The third step of Minnesota's rational-basis test is to analyze whether the purpose of the amendment is “one that the state can legitimately attempt to achieve.” Id. at 888 (quotation omitted). “[T]he protection of a governmental entity's financial stability is a legitimate public purpose.” Lienhard v. State, 431 N.W.2d 861, 867 (Minn.1988). But the state may not achieve this purpose through illegitimate means. Mitchell, 487 N.W.2d at 905.
In Mitchell, this court held that the statute was overbroad and thus constitutionally suspect under this third step. Id. We noted that the statute “create[d] an irrebuttable presumption that all new residents come to Minnesota to collect higher benefits.” Id. The classification here is similarly overbroad because it creates an irrebuttable presumption that any immediate-family-member PCA who applies for unemployment benefits is doing so fraudulently.

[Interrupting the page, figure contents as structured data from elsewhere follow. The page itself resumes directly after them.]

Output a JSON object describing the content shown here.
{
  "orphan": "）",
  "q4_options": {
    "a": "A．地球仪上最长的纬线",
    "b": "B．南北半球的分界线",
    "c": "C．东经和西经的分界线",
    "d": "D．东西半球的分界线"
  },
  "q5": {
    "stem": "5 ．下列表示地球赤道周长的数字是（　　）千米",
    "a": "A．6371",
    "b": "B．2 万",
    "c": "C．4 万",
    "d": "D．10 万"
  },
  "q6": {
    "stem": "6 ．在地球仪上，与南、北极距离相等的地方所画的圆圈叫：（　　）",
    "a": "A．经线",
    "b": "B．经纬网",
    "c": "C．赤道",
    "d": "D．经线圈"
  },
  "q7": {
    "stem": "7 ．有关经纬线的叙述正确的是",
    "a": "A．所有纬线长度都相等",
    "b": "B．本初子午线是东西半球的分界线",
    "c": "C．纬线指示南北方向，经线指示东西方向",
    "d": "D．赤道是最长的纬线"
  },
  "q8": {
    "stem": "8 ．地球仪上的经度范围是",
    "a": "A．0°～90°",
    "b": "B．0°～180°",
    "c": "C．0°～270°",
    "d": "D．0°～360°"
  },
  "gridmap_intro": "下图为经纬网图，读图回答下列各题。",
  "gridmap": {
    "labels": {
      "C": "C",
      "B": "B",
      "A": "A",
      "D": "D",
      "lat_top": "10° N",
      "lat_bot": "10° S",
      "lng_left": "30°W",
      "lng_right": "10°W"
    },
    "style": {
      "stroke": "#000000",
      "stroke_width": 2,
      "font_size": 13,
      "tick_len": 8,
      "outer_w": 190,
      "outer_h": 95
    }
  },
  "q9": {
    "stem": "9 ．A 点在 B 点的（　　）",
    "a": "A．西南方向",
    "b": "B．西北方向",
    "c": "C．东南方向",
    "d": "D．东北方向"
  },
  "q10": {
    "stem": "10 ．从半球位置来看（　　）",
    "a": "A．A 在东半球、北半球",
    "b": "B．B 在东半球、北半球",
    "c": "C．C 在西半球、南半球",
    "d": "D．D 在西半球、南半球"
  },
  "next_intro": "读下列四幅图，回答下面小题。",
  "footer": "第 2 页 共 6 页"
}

Because none of the three steps of Minnesota's rational-basis test is satisfied, we hold that Minn.Stat. § 268.035, subd. 20(20), violates Minnesota's Equal Protection Clause. Because we are reversing on this basis, we do not reach Weir's argument that he should have been notified of the statutory amendment.
Because the distinction between immediate-family-member PCAs and non-immediate-family-member PCAs is based on anecdotal evidence of a hypothetical fraud scheme, there is no genuine and substantial distinction between these classifications. And even if the distinction between these classes were genuine, there is no evident connection between the claimed fraud and the prescribed remedy of denying unemployment benefits to all immediate-family-member PCAs. We therefore hold that classifying employment provided by immediate-family-member PCAs as noncovered employment violates the Equal Protection Clause of the Minnesota Constitution.
1. The original amendment was numbered 268.035, subdivision 20(19), and stated that “employment for a personal care assistance provider agency by an immediate family member of a recipient who provides the direct care to the recipient through the personal care assistance program under section 256B.0659” would be considered noncovered employment. 2010 Minn. Laws ch. 347, art. 2, § 2, at 1079. The non-substantive clarifying amendment took effect on July 1, 2012. 2012 Minn. Laws ch. 201, art. 3, § 2, at 348.